Matthias Meyer, a molecular biologist at the Max Planck Institute for Evolutionary Anthropology in Leipzig, Germany, tells us that in this cave we have found the bones of no less than 28 individuals dating anywhere from 125,000 to 780,000 years ago. However, according to Meyer and his team, upon closer look, the Mitochondrial DNA studies reveals a shared more common female ancestor with Denisovans with the more Neanderthal lineage not splitting from them until about 700,000 years ago.
Therefore Homo sapien Altai (Denisovan) and Homo sapien Neandertalis demonstrate their interactive social and sexual presence in Europe over a half million years ago which is many millennia before the alleged Sapien-sapiens even emerged in Africa.
Neanderthals were people who according to the Smithsonian Natural History Museum “made and used a diverse set of sophisticated tools, controlled fire, lived in shelters, made and wore clothing, were skilled hunters of large animals and also ate plant foods, and occasionally made symbolic or ornamental objects.
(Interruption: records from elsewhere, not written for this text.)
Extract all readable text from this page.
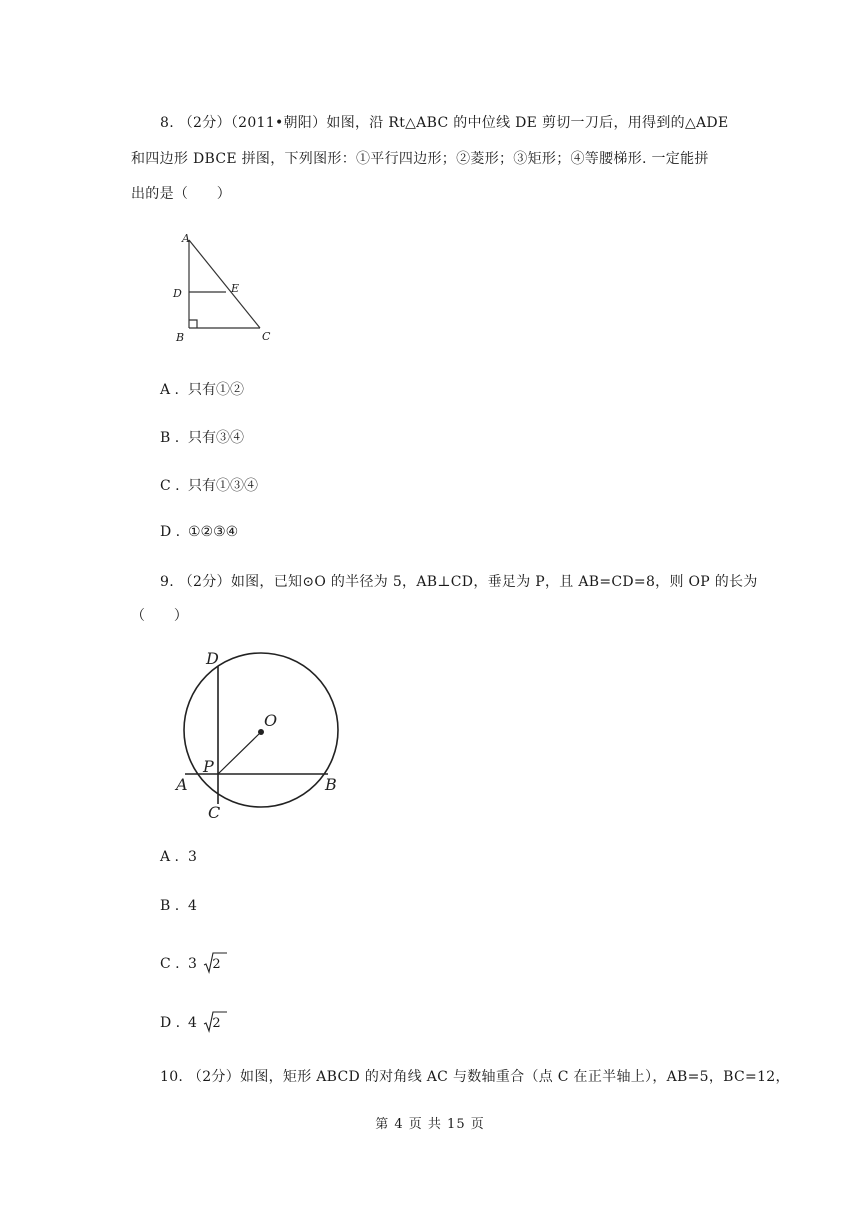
8. （2分）（2011•朝阳）如图，沿 Rt△ABC 的中位线 DE 剪切一刀后，用得到的△ADE
和四边形 DBCE 拼图，下列图形：①平行四边形；②菱形；③矩形；④等腰梯形. 一定能拼
出的是（　　）
A
D	E
B	C
A . 只有①②
B . 只有③④
C . 只有①③④
D . ①②③④
9. （2分）如图，已知⊙O 的半径为 5，AB⊥CD，垂足为 P，且 AB=CD=8，则 OP 的长为
（　　）
D
O
P
A	B
C
A . 3
B . 4
C . 3 2
D . 4 2
10. （2分）如图，矩形 ABCD 的对角线 AC 与数轴重合（点 C 在正半轴上），AB=5，BC=12，
第 4 页 共 15 页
There is evidence that Neanderthals deliberately buried their dead and occasionally even marked their graves with offerings, such as flowers. They go on to tell us that “No other primates… practiced this sophisticated and symbolic behavior.” In fact no other does all the way up to this time!
I am waiting with excitement as to how “scientists” will come up with a (fabricated or allegedly inferred) “narrative” that can explain how two distinct mitochondrial DNA lineages sprung out from one group (an alleged common ancestor), one leading more specifically to Denisovans, the other leading more specifically to Neanderthals. Merely claiming that it did or must have (even by consensus) is not adequate “science”!
Apparently, these “scientists” suggest this may indicate a currently unknown human lineage (which would have to be even older) brought Denisovan-like mitochondrial DNA into the this region, and possibly also somehow spread to the Denisovans we now know of found in Asia.
A Homo sapien lineage older than 700,000 years? Wow! Now that, if found, would clearly upset the proverbial 195,000 year emergence hypothesis based theory apple cart. Meyer said "The story of human evolution is not as simple as we would have liked to think. This result is a big question mark. In some sense, we know less about the origins of Neanderthals and Denisovans than we knew before."